Invasive Species Compendium

Detailed coverage of invasive species threatening livelihoods and the environment worldwide

Abstract

Asymmetry in fitness-related traits of later-generation hybrids between two invasive species.

Abstract

PREMISE: The importance of hybridization to invasion has been frequently discussed, with most studies focusing on the comparison of fitness-related traits between F1 hybrids and their parents and the consequences of such fitness differences. However, relatively little attention has been given to late-generation hybrids. Different fitness landscapes could emerge in later generations after hybrids cross with each other or backcross with their parents, which may play an important role in plant invasion and subsequent speciation. METHODS: In this study, artificial crosses were conducted to generate multiple generations, including F1, F2, and backcrosses between two invasive species: Cakile edentula (self-compatible) and C. maritima (self-incompatible). Putative hybrids were also collected in the sympatric zone and compared with their co-occurring parents for phenotypic and genetic differences.

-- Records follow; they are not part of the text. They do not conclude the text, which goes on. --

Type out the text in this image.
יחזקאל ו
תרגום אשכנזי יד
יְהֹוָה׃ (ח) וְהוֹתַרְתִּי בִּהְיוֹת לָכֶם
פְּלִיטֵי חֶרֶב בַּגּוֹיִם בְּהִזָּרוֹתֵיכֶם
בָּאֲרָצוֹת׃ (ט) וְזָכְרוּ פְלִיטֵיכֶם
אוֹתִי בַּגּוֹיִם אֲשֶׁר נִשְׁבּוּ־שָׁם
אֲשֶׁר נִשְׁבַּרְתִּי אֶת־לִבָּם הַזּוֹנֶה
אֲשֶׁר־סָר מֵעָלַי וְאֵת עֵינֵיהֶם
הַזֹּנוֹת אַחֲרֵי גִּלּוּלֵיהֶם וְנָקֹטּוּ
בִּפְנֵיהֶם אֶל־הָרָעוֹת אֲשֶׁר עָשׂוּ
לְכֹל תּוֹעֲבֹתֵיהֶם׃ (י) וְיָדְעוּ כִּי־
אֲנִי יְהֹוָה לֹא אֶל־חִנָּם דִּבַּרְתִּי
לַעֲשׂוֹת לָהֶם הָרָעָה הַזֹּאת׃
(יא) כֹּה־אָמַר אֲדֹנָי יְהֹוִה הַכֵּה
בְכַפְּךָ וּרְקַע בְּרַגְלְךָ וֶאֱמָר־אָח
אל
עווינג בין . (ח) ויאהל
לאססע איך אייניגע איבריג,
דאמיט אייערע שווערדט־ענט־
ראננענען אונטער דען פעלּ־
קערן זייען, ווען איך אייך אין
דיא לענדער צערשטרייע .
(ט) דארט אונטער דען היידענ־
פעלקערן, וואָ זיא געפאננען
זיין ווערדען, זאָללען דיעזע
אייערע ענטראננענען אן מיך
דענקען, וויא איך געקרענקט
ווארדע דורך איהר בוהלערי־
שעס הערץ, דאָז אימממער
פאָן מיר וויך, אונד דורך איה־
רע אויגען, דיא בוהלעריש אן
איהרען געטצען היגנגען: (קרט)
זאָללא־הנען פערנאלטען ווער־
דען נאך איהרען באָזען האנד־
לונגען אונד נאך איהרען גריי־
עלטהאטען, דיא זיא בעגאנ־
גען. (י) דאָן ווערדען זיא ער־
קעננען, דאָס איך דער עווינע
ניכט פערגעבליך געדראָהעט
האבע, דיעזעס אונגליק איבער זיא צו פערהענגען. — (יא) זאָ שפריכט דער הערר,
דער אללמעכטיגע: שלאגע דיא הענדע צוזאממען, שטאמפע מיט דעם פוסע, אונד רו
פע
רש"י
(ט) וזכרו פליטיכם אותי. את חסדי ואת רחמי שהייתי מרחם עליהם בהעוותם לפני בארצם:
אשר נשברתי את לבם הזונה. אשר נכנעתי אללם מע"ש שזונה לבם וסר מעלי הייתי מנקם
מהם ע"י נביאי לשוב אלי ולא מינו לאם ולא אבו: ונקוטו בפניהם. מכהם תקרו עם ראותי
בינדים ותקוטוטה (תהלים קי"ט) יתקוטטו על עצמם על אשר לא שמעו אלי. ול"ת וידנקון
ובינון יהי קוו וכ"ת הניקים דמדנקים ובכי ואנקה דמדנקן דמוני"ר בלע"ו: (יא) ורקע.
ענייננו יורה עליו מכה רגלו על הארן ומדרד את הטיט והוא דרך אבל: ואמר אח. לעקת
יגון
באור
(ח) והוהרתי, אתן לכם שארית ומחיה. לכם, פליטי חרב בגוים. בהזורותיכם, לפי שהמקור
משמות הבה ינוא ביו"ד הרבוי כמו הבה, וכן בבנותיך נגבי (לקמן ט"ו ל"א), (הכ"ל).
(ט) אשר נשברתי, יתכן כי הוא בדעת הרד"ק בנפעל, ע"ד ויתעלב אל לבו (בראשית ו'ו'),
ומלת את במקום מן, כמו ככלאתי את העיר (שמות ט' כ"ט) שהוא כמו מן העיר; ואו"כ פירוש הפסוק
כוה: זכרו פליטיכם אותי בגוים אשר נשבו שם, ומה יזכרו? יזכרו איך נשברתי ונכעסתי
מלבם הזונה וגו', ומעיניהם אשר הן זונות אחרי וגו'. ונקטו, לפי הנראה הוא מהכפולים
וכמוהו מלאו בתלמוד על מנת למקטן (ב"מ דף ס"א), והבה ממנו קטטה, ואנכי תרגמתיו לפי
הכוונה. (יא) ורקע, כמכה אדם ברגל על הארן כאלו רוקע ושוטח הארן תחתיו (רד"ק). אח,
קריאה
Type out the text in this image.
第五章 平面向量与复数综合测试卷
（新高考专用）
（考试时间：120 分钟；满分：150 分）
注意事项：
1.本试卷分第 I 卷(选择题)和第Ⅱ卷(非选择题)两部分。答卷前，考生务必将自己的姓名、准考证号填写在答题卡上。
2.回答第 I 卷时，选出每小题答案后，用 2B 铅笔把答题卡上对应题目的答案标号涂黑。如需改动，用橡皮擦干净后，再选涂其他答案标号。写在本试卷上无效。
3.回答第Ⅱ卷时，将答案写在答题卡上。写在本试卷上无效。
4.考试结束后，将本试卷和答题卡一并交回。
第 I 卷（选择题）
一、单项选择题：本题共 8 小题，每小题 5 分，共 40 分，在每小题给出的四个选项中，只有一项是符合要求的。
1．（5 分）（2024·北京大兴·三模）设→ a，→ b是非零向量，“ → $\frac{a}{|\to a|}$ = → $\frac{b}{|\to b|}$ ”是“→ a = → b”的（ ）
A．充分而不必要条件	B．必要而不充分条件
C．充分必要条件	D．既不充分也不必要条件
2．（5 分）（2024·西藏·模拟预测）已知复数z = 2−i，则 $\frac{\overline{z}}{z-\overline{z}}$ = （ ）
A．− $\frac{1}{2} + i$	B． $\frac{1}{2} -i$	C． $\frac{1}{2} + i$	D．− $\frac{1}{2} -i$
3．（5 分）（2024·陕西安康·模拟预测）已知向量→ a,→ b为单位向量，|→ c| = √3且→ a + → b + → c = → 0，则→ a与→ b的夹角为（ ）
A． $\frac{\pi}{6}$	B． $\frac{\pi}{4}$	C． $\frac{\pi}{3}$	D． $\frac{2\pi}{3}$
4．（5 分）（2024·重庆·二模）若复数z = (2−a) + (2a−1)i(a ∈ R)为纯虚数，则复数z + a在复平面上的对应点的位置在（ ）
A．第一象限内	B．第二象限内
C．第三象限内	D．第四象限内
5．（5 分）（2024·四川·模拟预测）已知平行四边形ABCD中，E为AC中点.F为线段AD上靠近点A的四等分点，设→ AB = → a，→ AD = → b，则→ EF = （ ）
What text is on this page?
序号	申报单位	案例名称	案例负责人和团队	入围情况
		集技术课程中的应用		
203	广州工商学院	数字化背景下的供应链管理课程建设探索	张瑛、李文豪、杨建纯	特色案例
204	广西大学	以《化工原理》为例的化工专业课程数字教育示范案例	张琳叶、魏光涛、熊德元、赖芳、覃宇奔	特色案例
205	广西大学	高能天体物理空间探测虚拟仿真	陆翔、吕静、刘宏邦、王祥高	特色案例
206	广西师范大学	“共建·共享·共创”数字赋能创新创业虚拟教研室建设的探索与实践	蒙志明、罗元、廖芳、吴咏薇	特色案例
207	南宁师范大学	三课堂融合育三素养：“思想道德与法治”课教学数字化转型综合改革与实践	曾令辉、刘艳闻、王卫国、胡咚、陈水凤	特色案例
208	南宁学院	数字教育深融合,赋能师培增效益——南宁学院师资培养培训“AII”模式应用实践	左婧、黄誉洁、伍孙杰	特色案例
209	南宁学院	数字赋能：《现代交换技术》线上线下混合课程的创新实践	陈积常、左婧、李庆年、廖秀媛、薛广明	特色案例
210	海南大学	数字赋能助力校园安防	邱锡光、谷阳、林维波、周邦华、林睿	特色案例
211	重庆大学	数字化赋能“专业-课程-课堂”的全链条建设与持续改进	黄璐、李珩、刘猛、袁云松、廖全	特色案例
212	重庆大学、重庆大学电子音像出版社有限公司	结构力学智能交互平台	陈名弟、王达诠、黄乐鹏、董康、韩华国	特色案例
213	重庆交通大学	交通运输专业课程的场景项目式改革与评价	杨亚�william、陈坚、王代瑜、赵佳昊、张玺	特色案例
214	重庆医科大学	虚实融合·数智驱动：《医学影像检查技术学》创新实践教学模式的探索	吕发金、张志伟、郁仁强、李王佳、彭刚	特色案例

RESULTS: Genetic data provided evidence of hybridization happening in the wild, and phenotypic comparisons showed that natural hybrids had intermediate traits between the two species but showed more similarity to C. maritima than to C. edentula. The asymmetry was further identified in artificial generations for several phenotypic characters. Furthermore, backcrosses exhibited different patterns of variation, with backcrosses to C. maritima having higher reproductive output than their counterparts. CONCLUSIONS: Our results suggest that hybridization and introgression (backcrossing) in Cakile species is asymmetric and most likely to favor the proliferation of C. maritima genes in the mixed population and thus help its establishment, a finding that could not be predicted by characterizing F1 hybrids.